Livre. A 85 ans, l’ex-agent secret devenu romancier au succès planétaire publie ses Mémoires. Ceux d’une vie dont la matrice est la ville fédérale, ainsi que l’Oberland.
«Sans Berne, je n’aurais pas été recruté comme coursier adolescent dans les services secrets britanniques, faisant ce que la profession appelle «un peu de ceci et de cela», note John le Carré en préambule de The Pigeon Tunnel, ses Mémoires récemment parus dans les pays anglo-saxons (la traduction française paraîtra le 13 octobre au Seuil).
Plutôt faudrait-il parler de livre de souvenirs épars, l’ouvrage proposant une trentaine d’histoires qui sont autant de réflexions profondes sur l’art du romancier, de l’agent secret ou de l’escroc qu’était Ronnie, le père de l’auteur de L’espion qui venait du froid ou des Gens de Smiley.
David Cornwell, alias John le Carré, commence à dérouler le fil de sa vie depuis son chalet de Wengen, dans l’Oberland. C’est là, dans le refuge qu’il a construit il y a plus de cinquante ans au mépris des règlements communaux (mais il connaissait un puissant notable régional), que l’ex-espion devenu romancier au succès planétaire rédige l’introduction de ses Mémoires.
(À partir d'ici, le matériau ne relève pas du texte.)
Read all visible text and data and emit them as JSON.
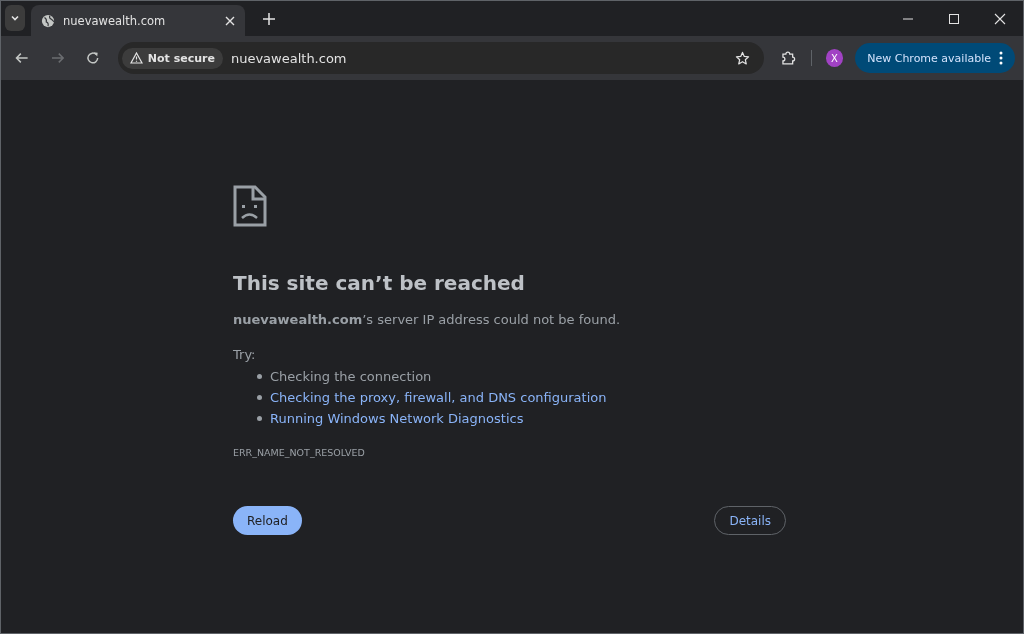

Il connaît les lieux depuis son adolescence, lorsque juste après la guerre il a fui à la fois son père indigne et la Grande-Bretagne pour s’inscrire à 17 ans à l’Université de Berne. La littérature germanique était déjà sa passion, attiré qu’il était par «l’austérité classique et les excès névrotiques» des Goethe, Schiller, Kleist ou Büchner. Le Carré l’avoue tout de suite: la muse germanique n’était que le substitut de sa mère, qui l’a abandonné alors qu’il avait 5 ans.
Courses à peaux de phoque
Le Carré raconte avec délice ses week-ends avec ses camarades de classe dans les montagnes bernoises, les courses à peaux de phoque, la découverte d’un éden auquel il sera à jamais fidèle et qui lui donnera ses plus intenses moments de bonheur. Et c’est à Berne, encore, qu’un jour la préposée aux visas de l’ambassade britannique prend contact avec lui pour savoir s’il accepterait de rendre quelque service à la Couronne.
C’est ainsi qu’il effectue «ses premiers pas enfantins dans les services du renseignement britannique, délivrant je ne sais quoi à je ne sais qui». Voilà la matrice originelle, le monde du secret «dans lequel j’ai essayé de créer un théâtre pour les plus grands mondes où nous vivons. D’abord l’imagination, puis ensuite la recherche de la réalité. Ensuite retour à l’imagination et au bureau où je suis actuellement assis.»
Ronnie la fripouille
Le Carré, 85 ans, l’avoue sans ambages: il se méfie de sa mémoire. Ce qui ne l’empêche pas de consacrer quelques chapitres à sa vie d’agent secret à Bonn ou à Vienne, avant qu’il ne décide de tirer profit de son expérience de l’ombre, de la trahison et de tous les faux-semblants qui existent sur terre pour devenir romancier.
Tour à tour émouvants, hilarants ou vertigineux de profondeur sur la psyché humaine, ses chapitres nous baladent de Westminster à la tanière d’Arafat, de l’Allemagne de l’après-guerre à l’interview de Bernard Pivot pour Apostrophes, des pontes du KGB à une fumerie d’opium à Vientiane.
Le souvenir le plus poignant vient à la fin, dédié à Ronnie la fripouille, emprisonné plus d’une fois dans les geôles de Sa Majesté ou celles de la police zurichoise pour ne pas avoir payé la note du Dolder Grand Hotel. Un père détesté et aimé, mystificateur professionnel, dont le fils a pris en quelque sorte la suite.
«Je suis un menteur, explique John le Carré dans ce chapitre mémorable, dans toutes les acceptions du terme. Né pour le mensonge, nourri grâce à lui, entraîné par une industrie qui ment pour vivre, perfectionné dans ma profession de romancier. Comme écrivain de fiction, j’invente des versions de moi-même, jamais l’être réel, pour peu qu’il existe.»
Un père joueur pathologique qui a un jour entraîné son fils David, alors enfant, à Monte-Carlo. Sur la pelouse, un stand de tir aux pigeons. A l’époque, les volatiles capturés sur le toit du casino étaient poussés dans de petits tunnels avant de s’envoler à l’air libre. Ceux qui réchappaient aux tirs retournaient sur le toit du casino, prêts à être recapturés. «Pourquoi cette image m’a hanté pendant aussi longtemps est peut-être quelque chose que le lecteur sera plus apte à juger que moi-même», écrit le Carré dans The Pigeon Tunnel.
«The Pigeon Tunnel». De John le Carré. Ed. Penguin Viking.